The reinstatement of Hong Kong’s closing auction is not a foregone conclusion. There is a clash between local interests and those of bigger market players and the organisations that represent them.
In mid-January, Hong Kong Exchanges & Clearing (HKEx) announced a three month consultation concerning the possible reinstatement of the Hong Kong market’s closing auction.
“We believe it is high time to get a closing auction in Hong Kong. There’s absolutely no question about that. The case for reinstatement is extremely powerful,” said Nick Ronalds, the head of equities at the Asia Securities Industry & Financial Markets Association (ASIFMA). “It’s something we’ve been desperately wanting for years now. It is near scandalous that Hong Kong is the only developed market exchange that does not have a closing auction. They are very effective mechanisms for promoting liquidity, and that is so important for investors timing executions for the close – as their benchmarks are usually based on end-of-day prices.
Beyond the bookkeeping aspects, he considers that markets with closing auctions are less volatile, as suggested by empirical data which shows that on important rebalancing days almost half of daily volumes can take place at the close.
The backdrop to the consultation is not one of unanimous support to reinstatement.
A number of local brokers are resisting change, and their preference to inertia is being expressed through their securities associations and their representative on Legco.
A number of smaller brokers are thought to be keeping their exchange seats merely in the hope of being bought out, and are doing very few trades.

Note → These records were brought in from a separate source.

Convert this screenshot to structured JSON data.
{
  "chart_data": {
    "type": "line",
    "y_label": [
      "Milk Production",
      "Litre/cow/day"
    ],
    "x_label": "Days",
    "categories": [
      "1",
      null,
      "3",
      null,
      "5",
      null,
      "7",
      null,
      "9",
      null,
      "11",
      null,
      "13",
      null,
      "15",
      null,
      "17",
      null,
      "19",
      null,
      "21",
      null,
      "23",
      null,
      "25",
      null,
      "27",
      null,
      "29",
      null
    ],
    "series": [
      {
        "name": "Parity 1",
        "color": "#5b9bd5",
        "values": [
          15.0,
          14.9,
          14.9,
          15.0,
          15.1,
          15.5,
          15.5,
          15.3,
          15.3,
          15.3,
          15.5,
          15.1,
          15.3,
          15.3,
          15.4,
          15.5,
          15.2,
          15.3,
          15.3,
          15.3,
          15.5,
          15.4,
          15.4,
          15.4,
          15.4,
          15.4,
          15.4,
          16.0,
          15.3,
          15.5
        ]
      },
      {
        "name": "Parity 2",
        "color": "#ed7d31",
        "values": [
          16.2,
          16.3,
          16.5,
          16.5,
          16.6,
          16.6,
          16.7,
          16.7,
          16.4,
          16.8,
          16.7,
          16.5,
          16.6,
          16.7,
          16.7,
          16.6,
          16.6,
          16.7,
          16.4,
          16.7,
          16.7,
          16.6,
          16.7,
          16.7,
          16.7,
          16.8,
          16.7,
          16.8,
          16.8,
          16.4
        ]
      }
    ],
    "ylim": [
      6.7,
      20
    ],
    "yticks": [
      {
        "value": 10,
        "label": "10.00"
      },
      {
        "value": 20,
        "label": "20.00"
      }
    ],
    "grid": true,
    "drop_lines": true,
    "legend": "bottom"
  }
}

They do not want to spend money on technology upgrades and feel comfortable with the current system.
Their relationship with top brass at HKEx is rumoured to be a frosty one and they also have a suspicion that a new closing auction might see a repeat of the 2008 situation that caused its previous abolition – a large institution which caused significant volatility (in the share price of HSBC).
Matt Saul of Asia Pacific, Fidelity Worldwide Investments, speaking in his capacity as chairman of the Asia Traders Forum, said that his buy-side group strongly supported the renewed effort to implement a new closing auction, “to replace the current inefficient process, allowing the local market to at least match its international peers,” he said. “No doubt there will be suggestions for further improvements once both changes are introduced and we will continue to work with the HKEx to progressively adapt the model to suit the needs of all investors in the Hong Kong market.”

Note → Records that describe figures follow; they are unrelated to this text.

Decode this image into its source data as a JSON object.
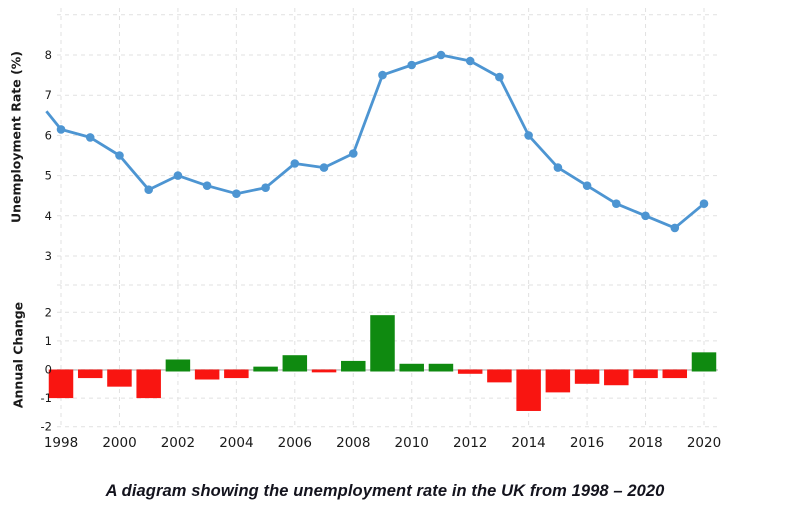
{
  "caption": {
    "text": "A diagram showing the unemployment rate in the UK from 1998 – 2020"
  },
  "colors": {
    "line": "#4d95d2",
    "positive_bar": "#0f8a10",
    "negative_bar": "#f91511",
    "grid": "#e1e1e1",
    "zero_line": "#c9c9c9",
    "tick_text": "#1a1a1a",
    "axis_title": "#1a1a1a",
    "background": "#ffffff"
  },
  "chart_data": [
    {
      "type": "line",
      "title": "",
      "xlabel": "",
      "ylabel": "Unemployment Rate (%)",
      "x": [
        1998,
        1999,
        2000,
        2001,
        2002,
        2003,
        2004,
        2005,
        2006,
        2007,
        2008,
        2009,
        2010,
        2011,
        2012,
        2013,
        2014,
        2015,
        2016,
        2017,
        2018,
        2019,
        2020
      ],
      "values": [
        6.15,
        5.95,
        5.5,
        4.65,
        5.0,
        4.75,
        4.55,
        4.7,
        5.3,
        5.2,
        5.55,
        7.5,
        7.75,
        8.0,
        7.85,
        7.45,
        6.0,
        5.2,
        4.75,
        4.3,
        4.0,
        3.7,
        4.3
      ],
      "leading_edge": {
        "x": 1997.5,
        "value": 6.6
      },
      "yticks": [
        3,
        4,
        5,
        6,
        7,
        8
      ],
      "ylim": [
        2.6,
        9.3
      ],
      "xlim": [
        1997.5,
        2020.5
      ],
      "grid": "dashed",
      "markers": true,
      "legend": "none"
    },
    {
      "type": "bar",
      "title": "",
      "xlabel": "",
      "ylabel": "Annual Change",
      "x": [
        1998,
        1999,
        2000,
        2001,
        2002,
        2003,
        2004,
        2005,
        2006,
        2007,
        2008,
        2009,
        2010,
        2011,
        2012,
        2013,
        2014,
        2015,
        2016,
        2017,
        2018,
        2019,
        2020
      ],
      "values": [
        -1.0,
        -0.3,
        -0.6,
        -1.0,
        0.35,
        -0.35,
        -0.3,
        0.1,
        0.5,
        -0.1,
        0.3,
        1.9,
        0.2,
        0.2,
        -0.15,
        -0.45,
        -1.45,
        -0.8,
        -0.5,
        -0.55,
        -0.3,
        -0.3,
        0.6
      ],
      "yticks": [
        2,
        1,
        0,
        -1,
        -2
      ],
      "xticks": [
        1998,
        2000,
        2002,
        2004,
        2006,
        2008,
        2010,
        2012,
        2014,
        2016,
        2018,
        2020
      ],
      "ylim": [
        -2.1,
        3.0
      ],
      "grid": "dashed",
      "color_rule": "green if positive, red if negative",
      "legend": "none"
    }
  ]
}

HKEx has devised an auction proposal that starts at 4.01pm, when the market can place (and delete) orders within a 5% range of the final 4 pm price. Then at 4.08 pm, orders can be placed within the level of the lowest and highest bids received. They will be fixed and cannot be deleted. Then, at 4.10 pm from 4.12 pm, there will be a final closing on a random basis, designed to prevent gaming of the close taking place.
The local industry is giving the sense that if the auction is reinstated, they would require that proposed 5% range to be narrowed. ASIFMA is opposed to such a foreshortening of the range, considering that the allowable band needs to be wider, because, in practice a smaller one causes more volatility going into the close. The NASDAQ, for example, has a 10% band in its auction.
The random closing from 4.10pm to 4.12 pm would reflect a lesson learned from other closing auctions. That helps to make auctions more resistant to gaming. In early incarnations, there was a fixed time when the auction would take place, large orders might appear microseconds before the auction would take place and skew the price.
“In Hong Kong the two minute period in which the closing auction would take place at a random time constitutes a major anti-gaming mechanism,” said Ronalds.